In this cross-sectional study of 801 patients with AS, we examined associations of the lumbar modified Stoke Ankylosing Spondylitis Spine Score (mSASSS), the cervical mSASSS, lumbar posterior fusion, cervical posterior fusion, and hip arthritis with the Bath Ankylosing Spondylitis Functional Index (BASFI) and the Health Assessment Questionnaire modified for the spondyloarthritides (HAQ-S).
Higher lumbar and cervical mSASSS scores were associated with more functional limitations, but there was an interaction between mSASSS scores and the duration of AS, such that the strength of their association with functional limitations decreased with increasing duration of AS. Cervical posterior fusion was associated with worse functioning independent of mSASSS scores.
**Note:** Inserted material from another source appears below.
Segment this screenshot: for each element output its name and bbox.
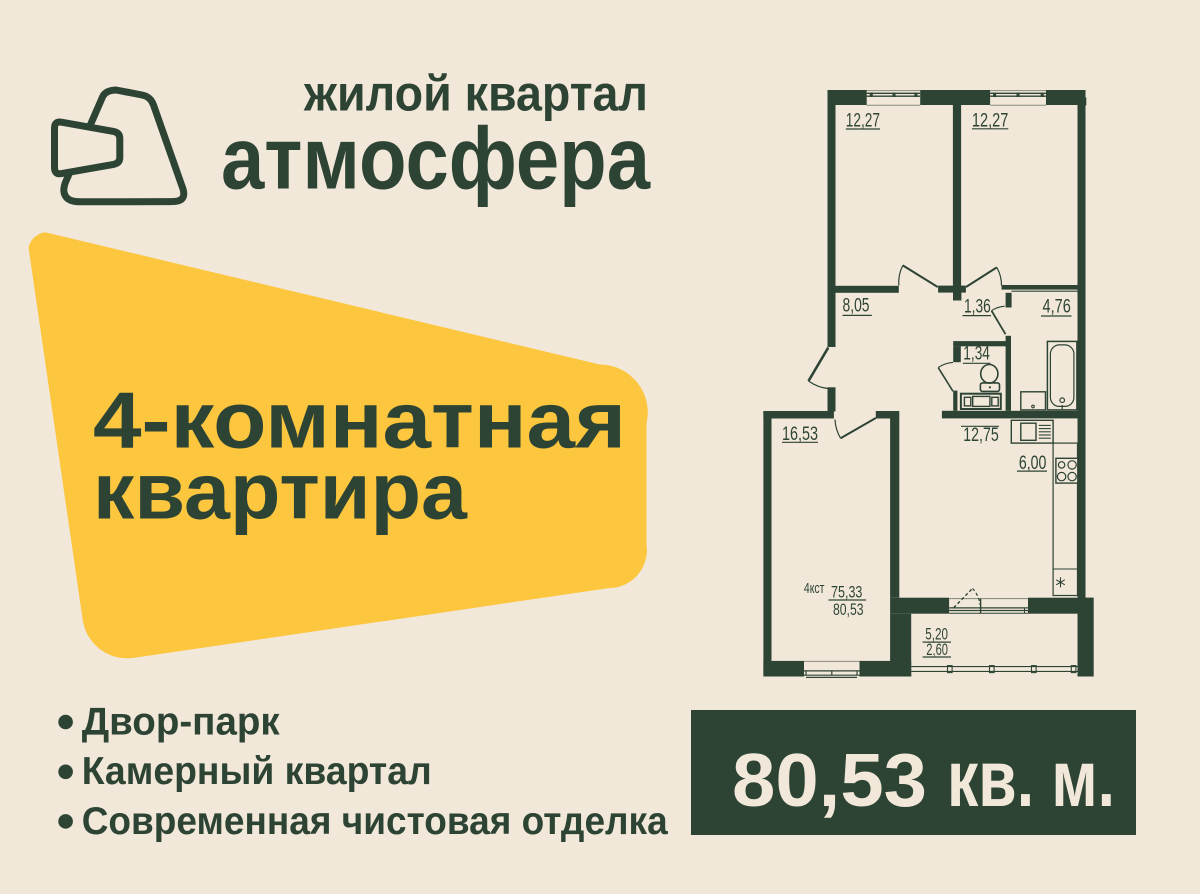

Hip arthritis was significantly associated with functional limitations independent of spinal damage measures. Among patients with AS duration ≥40 years, the number of comorbid conditions accounted for most of the variation in functioning. Results were similar for both the BASFI and the HAQ-S.
Although both radiographic damage and functional limitations increase over time in AS, the relative contribution of radiographic damage to functional limitations is lower among patients with longstanding AS than with early AS, suggesting patients may accommodate to limited flexibility. Damage in different skeletal regions impacts functioning over the duration of AS. Functional limitations due to comorbidity supervene in late AS.